We think that this text has many novel ideas in the composition and organization of the information that addresses the merging of many previously disparate areas of basic science. Appreciating these connections will be critical for future caregivers and biotech innovators seeking to improve healthcare. For example, potassium is critical for cells growth through stimulation via epidermal growth factor (EGF) and precipitous decreases in the intracellular potassium concentration can active the innate immune system complex called the inflammasome. Information like this that connects superficially disparate subsystems in human physiology and pathophysiology can inspire the asking of new questions, the posing of new hypotheses, and the reaching for new approaches.
Julian L. Seifter, MD is Distinguished Chair in Medicine at Brigham & Women’s Hospital in Boston MA. He is a Master Clinician Educator at the Brigham and the author of numerous textbook chapters and original research articles on renal disease and electrolyte physiology. He has trained generations of house staff and fellows in the Harvard hospitals as well as students at Harvard Medical School, and he has been the recipient of many teaching and mentoring awards. He is nationally recognized as a leading scholar in renal physiology and disease.

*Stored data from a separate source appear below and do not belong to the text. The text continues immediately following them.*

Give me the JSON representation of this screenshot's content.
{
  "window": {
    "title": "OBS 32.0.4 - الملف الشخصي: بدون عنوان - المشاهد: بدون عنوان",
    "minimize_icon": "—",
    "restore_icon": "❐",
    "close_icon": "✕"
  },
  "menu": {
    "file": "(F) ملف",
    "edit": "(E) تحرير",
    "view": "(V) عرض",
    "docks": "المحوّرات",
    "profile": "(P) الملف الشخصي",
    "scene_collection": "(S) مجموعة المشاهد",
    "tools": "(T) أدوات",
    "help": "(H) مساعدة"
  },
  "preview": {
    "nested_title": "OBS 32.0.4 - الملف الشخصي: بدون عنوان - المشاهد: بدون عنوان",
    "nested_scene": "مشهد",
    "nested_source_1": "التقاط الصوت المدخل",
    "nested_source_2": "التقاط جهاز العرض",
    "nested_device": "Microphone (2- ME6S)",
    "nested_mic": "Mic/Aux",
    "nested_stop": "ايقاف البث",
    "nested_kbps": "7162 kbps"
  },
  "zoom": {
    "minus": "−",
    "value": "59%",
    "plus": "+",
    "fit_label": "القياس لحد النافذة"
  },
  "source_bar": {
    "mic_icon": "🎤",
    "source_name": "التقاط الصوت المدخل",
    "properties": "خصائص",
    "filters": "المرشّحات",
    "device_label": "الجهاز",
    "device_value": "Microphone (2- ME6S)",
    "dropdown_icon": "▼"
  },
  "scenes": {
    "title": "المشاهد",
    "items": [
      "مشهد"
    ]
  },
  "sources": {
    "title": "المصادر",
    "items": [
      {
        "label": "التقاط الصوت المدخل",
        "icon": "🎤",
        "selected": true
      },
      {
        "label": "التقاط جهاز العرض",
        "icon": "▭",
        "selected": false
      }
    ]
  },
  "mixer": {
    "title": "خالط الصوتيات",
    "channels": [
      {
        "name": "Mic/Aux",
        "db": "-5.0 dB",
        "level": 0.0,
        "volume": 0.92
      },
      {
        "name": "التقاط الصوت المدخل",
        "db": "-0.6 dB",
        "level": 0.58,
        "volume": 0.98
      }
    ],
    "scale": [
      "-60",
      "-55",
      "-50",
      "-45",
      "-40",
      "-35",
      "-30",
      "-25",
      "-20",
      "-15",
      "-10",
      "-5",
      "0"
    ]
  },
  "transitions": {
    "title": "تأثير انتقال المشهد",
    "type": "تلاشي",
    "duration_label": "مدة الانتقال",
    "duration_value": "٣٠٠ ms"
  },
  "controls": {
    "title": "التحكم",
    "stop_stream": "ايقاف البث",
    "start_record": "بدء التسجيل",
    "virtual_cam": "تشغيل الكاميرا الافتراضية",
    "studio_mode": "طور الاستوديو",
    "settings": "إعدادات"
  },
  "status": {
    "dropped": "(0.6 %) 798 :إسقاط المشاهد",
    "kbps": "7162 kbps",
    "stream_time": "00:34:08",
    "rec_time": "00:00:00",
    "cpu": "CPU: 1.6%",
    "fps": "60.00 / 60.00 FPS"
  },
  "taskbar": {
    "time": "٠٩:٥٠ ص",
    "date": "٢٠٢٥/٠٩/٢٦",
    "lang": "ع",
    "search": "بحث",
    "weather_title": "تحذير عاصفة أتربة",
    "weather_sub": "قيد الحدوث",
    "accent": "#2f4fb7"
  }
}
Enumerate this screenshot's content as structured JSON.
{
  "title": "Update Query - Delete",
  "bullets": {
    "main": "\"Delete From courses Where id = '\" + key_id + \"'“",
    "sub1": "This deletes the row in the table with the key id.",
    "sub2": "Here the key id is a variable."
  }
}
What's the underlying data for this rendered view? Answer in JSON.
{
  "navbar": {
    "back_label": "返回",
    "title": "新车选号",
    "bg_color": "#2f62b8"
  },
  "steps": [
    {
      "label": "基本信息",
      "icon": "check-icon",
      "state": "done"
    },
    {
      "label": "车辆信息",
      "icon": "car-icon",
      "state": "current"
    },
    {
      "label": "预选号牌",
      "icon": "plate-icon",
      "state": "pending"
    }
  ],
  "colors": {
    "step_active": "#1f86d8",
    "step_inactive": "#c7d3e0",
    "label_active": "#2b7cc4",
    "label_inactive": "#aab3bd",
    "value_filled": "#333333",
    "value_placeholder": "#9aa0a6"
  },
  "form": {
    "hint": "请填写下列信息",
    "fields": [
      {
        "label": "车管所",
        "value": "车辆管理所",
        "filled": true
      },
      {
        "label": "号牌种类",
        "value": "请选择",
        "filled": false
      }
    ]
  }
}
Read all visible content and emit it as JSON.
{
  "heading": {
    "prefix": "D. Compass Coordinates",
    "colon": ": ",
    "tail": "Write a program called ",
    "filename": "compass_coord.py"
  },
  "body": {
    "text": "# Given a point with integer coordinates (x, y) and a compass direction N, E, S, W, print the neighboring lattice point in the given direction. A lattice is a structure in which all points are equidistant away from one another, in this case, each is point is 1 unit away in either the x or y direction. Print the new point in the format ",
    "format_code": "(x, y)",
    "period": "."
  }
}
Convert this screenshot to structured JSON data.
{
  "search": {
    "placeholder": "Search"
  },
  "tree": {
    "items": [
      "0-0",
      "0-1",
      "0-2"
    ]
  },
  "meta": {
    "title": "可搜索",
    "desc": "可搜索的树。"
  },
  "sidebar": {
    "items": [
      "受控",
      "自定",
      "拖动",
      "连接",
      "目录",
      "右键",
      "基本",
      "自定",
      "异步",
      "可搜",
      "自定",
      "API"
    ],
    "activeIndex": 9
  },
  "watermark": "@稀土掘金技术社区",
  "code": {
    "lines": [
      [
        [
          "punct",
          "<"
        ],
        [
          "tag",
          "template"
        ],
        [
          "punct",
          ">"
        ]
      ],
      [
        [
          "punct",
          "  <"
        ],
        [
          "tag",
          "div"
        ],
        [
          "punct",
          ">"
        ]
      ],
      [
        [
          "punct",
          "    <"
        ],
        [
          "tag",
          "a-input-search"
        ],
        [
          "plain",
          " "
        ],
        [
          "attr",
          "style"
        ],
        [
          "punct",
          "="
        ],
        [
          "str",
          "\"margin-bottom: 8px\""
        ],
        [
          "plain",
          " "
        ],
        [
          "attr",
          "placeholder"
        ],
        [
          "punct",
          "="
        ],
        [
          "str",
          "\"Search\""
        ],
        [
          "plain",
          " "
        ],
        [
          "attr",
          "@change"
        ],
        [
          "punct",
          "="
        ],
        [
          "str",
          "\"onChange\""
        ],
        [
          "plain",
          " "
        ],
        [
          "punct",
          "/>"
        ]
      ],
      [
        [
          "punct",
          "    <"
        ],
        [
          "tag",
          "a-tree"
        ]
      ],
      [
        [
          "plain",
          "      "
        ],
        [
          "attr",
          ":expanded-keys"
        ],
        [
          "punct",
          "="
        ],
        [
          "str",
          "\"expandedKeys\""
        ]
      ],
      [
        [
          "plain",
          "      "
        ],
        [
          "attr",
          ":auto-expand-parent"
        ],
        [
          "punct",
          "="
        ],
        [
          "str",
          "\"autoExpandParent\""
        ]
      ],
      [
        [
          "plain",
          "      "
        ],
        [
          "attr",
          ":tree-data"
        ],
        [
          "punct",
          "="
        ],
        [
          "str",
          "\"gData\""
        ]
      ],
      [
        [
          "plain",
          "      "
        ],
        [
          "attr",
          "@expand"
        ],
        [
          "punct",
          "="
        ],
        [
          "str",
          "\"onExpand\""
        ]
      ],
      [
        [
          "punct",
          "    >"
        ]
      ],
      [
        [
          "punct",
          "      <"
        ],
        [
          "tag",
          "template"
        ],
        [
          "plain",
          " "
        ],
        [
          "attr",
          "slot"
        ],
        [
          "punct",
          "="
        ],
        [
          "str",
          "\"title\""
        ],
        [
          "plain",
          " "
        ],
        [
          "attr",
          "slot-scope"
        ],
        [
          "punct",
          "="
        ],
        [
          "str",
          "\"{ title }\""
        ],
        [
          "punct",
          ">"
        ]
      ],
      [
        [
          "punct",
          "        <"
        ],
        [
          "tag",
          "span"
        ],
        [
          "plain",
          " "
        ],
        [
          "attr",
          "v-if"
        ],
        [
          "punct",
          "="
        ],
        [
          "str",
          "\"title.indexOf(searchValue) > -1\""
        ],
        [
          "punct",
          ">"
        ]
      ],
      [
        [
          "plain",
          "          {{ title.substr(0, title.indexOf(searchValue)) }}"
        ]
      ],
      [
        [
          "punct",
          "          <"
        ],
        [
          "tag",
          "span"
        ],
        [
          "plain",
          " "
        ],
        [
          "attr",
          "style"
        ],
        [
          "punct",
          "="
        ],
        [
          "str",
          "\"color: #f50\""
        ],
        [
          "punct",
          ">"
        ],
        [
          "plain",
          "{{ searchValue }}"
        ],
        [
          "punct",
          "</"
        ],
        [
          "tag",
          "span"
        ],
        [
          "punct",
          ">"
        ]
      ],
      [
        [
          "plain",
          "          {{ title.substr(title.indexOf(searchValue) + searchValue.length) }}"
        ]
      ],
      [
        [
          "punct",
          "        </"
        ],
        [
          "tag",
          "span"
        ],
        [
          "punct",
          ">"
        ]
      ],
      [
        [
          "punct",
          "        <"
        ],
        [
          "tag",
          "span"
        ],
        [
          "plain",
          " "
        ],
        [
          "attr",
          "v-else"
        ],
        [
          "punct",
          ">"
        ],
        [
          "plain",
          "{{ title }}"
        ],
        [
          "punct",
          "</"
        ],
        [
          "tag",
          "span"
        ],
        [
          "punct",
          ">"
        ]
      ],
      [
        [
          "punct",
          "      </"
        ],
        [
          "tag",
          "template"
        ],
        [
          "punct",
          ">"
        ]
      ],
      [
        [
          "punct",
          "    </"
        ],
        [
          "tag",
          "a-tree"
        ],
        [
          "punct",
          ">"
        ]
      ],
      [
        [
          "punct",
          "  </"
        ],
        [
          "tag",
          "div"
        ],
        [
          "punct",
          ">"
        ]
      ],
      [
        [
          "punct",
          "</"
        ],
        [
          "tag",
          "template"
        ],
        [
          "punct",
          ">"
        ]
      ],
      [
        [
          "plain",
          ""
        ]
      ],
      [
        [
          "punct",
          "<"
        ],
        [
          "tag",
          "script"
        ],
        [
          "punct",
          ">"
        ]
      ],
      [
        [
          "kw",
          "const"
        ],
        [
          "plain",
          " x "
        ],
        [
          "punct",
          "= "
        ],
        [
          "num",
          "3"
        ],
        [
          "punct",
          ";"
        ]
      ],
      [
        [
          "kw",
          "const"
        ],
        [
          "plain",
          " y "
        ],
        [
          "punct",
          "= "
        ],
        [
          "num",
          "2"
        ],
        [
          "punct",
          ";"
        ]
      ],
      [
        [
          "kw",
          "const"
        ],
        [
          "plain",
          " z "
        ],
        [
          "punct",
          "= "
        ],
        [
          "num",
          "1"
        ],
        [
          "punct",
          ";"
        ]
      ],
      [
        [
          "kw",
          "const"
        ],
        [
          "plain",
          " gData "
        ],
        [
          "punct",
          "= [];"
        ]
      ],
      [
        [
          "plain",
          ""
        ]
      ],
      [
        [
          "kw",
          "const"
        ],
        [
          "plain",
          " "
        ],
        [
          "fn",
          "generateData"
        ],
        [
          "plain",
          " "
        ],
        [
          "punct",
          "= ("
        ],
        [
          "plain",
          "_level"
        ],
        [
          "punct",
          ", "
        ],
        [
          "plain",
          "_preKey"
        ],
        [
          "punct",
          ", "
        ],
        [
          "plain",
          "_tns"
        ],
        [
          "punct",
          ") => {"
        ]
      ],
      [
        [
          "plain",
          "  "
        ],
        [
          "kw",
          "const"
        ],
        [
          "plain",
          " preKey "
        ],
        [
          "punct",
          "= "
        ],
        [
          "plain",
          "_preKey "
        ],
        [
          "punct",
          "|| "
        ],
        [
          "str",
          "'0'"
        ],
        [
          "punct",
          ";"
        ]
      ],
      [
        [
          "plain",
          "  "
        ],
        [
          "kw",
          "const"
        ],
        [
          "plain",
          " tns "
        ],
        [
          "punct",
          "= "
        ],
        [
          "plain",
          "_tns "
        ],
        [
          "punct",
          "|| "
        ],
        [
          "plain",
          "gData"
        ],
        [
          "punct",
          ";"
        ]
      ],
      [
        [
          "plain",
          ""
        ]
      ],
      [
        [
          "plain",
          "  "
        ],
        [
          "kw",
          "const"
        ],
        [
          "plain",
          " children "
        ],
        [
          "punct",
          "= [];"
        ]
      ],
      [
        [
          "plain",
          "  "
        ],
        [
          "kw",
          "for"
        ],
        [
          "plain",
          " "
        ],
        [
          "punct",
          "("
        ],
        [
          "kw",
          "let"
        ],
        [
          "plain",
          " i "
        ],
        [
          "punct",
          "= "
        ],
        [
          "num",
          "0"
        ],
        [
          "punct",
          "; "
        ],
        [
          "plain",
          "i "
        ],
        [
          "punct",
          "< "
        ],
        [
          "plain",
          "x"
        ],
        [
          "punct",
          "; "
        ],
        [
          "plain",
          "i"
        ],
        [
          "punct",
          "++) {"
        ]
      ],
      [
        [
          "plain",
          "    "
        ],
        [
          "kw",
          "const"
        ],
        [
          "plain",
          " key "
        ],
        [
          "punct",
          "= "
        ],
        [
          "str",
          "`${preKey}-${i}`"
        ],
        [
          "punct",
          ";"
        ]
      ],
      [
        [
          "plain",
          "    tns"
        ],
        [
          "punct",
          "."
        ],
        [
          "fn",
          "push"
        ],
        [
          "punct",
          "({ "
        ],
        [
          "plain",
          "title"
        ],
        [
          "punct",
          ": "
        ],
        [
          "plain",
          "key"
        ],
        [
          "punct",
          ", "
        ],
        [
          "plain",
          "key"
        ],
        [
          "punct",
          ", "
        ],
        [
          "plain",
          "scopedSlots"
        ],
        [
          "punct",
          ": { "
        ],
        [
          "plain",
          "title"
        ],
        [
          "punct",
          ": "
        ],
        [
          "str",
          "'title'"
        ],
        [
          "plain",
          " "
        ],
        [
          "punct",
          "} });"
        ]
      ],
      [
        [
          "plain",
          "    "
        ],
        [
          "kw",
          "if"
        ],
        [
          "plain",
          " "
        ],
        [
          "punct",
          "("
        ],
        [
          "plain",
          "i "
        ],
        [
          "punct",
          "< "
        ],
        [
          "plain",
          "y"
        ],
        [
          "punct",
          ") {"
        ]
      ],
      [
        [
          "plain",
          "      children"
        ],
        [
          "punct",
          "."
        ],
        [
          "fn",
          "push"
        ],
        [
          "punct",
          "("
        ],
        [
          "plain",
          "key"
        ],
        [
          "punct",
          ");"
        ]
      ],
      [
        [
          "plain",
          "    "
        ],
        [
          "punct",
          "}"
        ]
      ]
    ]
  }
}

Elisa Walsh is a staff anesthesiologist who specializes in intensive care medicine, vascular anesthesia, and thoracic anesthesia. She is a Chief Resident of the Massachusetts General Hospital Anesthesia Residency Program and serves on the Education Committee and the Combined Base Year Committee. In addition to her work in the intensive care fellowship, anesthesia residency, and internship curricula, she became interested in the topic of preventing line complications during her residency. She had given several departmental lectures and produced local educational materials related to this topic.
David Sloane is an allergist-immunologist at the Brigham and Women’s Hospital, the Dana Farber Cancer Institute, and the West Roxbury VA. He is interested in complex systems, and human physiology is replete with them on multiple scales. Examples dear to his heart are the immune system, the nervous system, and signal transduction networks, but such systems scale up to human populations as we have seen in with the spread of infectious diseases like the SASR CoV-2 pandemic. He clings to an optimism that we will be able to understand the dynamics of complex systems deeply by modeling them mathematically.